Download or read book The Myth of the Andalusian Paradise written by Dario Fernandez-Morera and published by Simon and Schuster. This book was released on 2023-07-11 with total page 315 pages. Available in PDF, EPUB and Kindle. Book excerpt: A finalist for World Magazine's Book of the Year! Scholars, journalists, and even politicians uphold Muslim-ruled medieval Spain—"al-Andalus"—as a multicultural paradise, a place where Muslims, Christians, and Jews lived in harmony. There is only one problem with this widely accepted account: it is a myth. In this groundbreaking book, Northwestern University scholar Darío Fernández-Morera tells the full story of Islamic Spain. The Myth of the Andalusian Paradise shines light on hidden history by drawing on an abundance of primary sources that scholars have ignored, as well as archaeological evidence only recently unearthed. This supposed beacon of peaceful coexistence began, of course, with the Islamic Caliphate's conquest of Spain. Far from a land of religious tolerance, Islamic Spain was marked by religious and therefore cultural repression in all areas of life and the marginalization of Christians and other groups—all this in the service of social control by autocratic rulers and a class of religious authorities. The Myth of the Andalusian Paradise provides a desperately needed reassessment of medieval Spain. As professors, politicians, and pundits continue to celebrate Islamic Spain for its "multiculturalism" and "diversity," Fernández-Morera sets the historical record straight—showing that a politically useful myth is a myth nonetheless.

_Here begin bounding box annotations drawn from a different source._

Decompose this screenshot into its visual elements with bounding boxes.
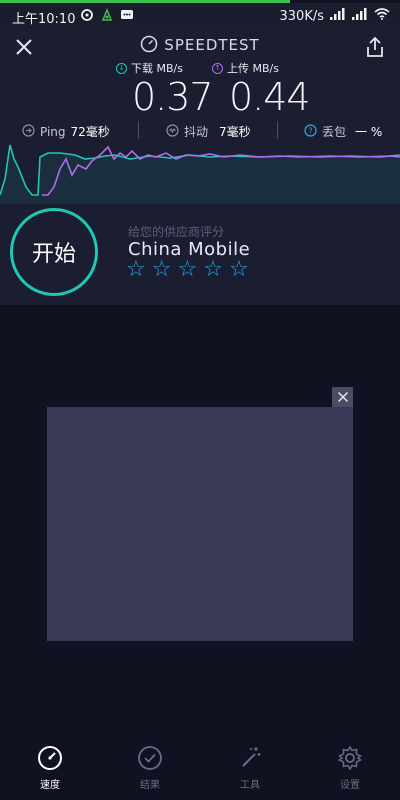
wifi-icon	[374, 8, 390, 24]
share-icon	[367, 36, 383, 57]
download-value: 0.37	[132, 75, 214, 119]
download-graph-fill	[0, 145, 400, 204]
share-button[interactable]	[364, 35, 386, 59]
download-arrow-icon: ↓	[116, 62, 127, 74]
ping-icon	[22, 123, 35, 140]
start-button[interactable]: 开始	[10, 208, 98, 296]
tab-settings[interactable]: 设置	[310, 744, 390, 791]
metric-divider	[138, 121, 139, 139]
brand-label: SPEEDTEST	[164, 36, 260, 54]
packet-loss-metric: ? 丢包 一 %	[304, 123, 382, 140]
speedtest-logo-icon	[140, 35, 158, 57]
ping-value: 72毫秒	[70, 125, 110, 139]
status-bar: 上午10:10 330K/s	[0, 3, 400, 29]
star-icon[interactable]: ☆	[229, 259, 249, 281]
upload-value: 0.44	[229, 75, 311, 119]
star-icon[interactable]: ☆	[177, 259, 197, 281]
star-icon[interactable]: ☆	[126, 259, 146, 281]
result-panel: SPEEDTEST ↓ 下载 MB/s ↑ 上传 MB/s 0.37 0.44 …	[0, 29, 400, 305]
download-label-text: 下载 MB/s	[131, 62, 183, 75]
rating-stars: ☆ ☆ ☆ ☆ ☆	[126, 259, 249, 281]
download-label: ↓ 下载 MB/s	[116, 60, 183, 76]
tab-tools[interactable]: 工具	[210, 744, 290, 791]
message-icon	[120, 8, 134, 26]
network-speed: 330K/s	[279, 8, 325, 24]
rate-provider-prompt: 给您的供应商评分	[128, 225, 225, 239]
jitter-label: 抖动	[184, 125, 209, 139]
app-notification-icon	[100, 7, 114, 26]
help-icon[interactable]: ?	[304, 123, 317, 140]
speed-gauge-icon	[10, 744, 90, 772]
ping-label: Ping	[40, 124, 66, 139]
tab-tools-label: 工具	[240, 780, 260, 791]
checkmark-circle-icon	[110, 744, 190, 772]
brand-title: SPEEDTEST	[0, 35, 400, 57]
status-notification-icons	[80, 7, 134, 26]
signal-icon-2	[352, 8, 368, 24]
ad-banner[interactable]	[47, 407, 353, 641]
tab-speed[interactable]: 速度	[10, 744, 90, 791]
metrics-row: Ping 72毫秒 抖动 7毫秒 ? 丢包 一 %	[0, 121, 400, 141]
metric-divider	[277, 121, 278, 139]
tab-results-label: 结果	[140, 780, 160, 791]
star-icon[interactable]: ☆	[203, 259, 223, 281]
ping-metric: Ping 72毫秒	[22, 123, 110, 140]
svg-text:?: ?	[308, 126, 312, 135]
bottom-nav: 速度 结果 工具 设置	[0, 744, 400, 800]
status-right-group: 330K/s	[280, 8, 391, 24]
gear-icon	[310, 744, 390, 772]
star-icon[interactable]: ☆	[152, 259, 172, 281]
signal-icon	[330, 8, 346, 24]
close-icon	[337, 391, 348, 403]
tab-results[interactable]: 结果	[110, 744, 190, 791]
upload-label: ↑ 上传 MB/s	[212, 60, 279, 76]
upload-label-text: 上传 MB/s	[227, 62, 279, 75]
status-time: 上午10:10	[12, 12, 76, 27]
magic-wand-icon	[210, 744, 290, 772]
loss-value: 一 %	[355, 125, 383, 139]
upload-arrow-icon: ↑	[212, 62, 223, 74]
speed-graph	[0, 144, 400, 204]
sync-icon	[80, 8, 94, 26]
tab-settings-label: 设置	[340, 780, 360, 791]
jitter-value: 7毫秒	[219, 125, 251, 139]
jitter-icon	[166, 123, 179, 140]
ad-close-button[interactable]	[332, 387, 353, 407]
loss-label: 丢包	[322, 125, 347, 139]
tab-speed-label: 速度	[40, 780, 60, 791]
jitter-metric: 抖动 7毫秒	[166, 123, 251, 140]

The Legacy of Muslim Spain

The Legacy of Muslim Spain
Author :
Publisher : BRILL
Total Pages : 1164
Release :
ISBN-10 : 9004095993
ISBN-13 : 9789004095991
Rating : 4/5 (93 Downloads)

Book Synopsis The Legacy of Muslim Spain by : Salma Khadra Jayyusi

Download or read book The Legacy of Muslim Spain written by Salma Khadra Jayyusi and published by BRILL. This book was released on 1992 with total page 1164 pages. Available in PDF, EPUB and Kindle. Book excerpt: The civilisation of medieval Muslim Spain is perhaps the most brilliant and prosperous of its age and has been essential to the direction which civilisation in medieval Europe took. This volume is the first ever in any language to deal in a really comprehensive manner with all major aspects of Islamic civilisation in medieval Spain.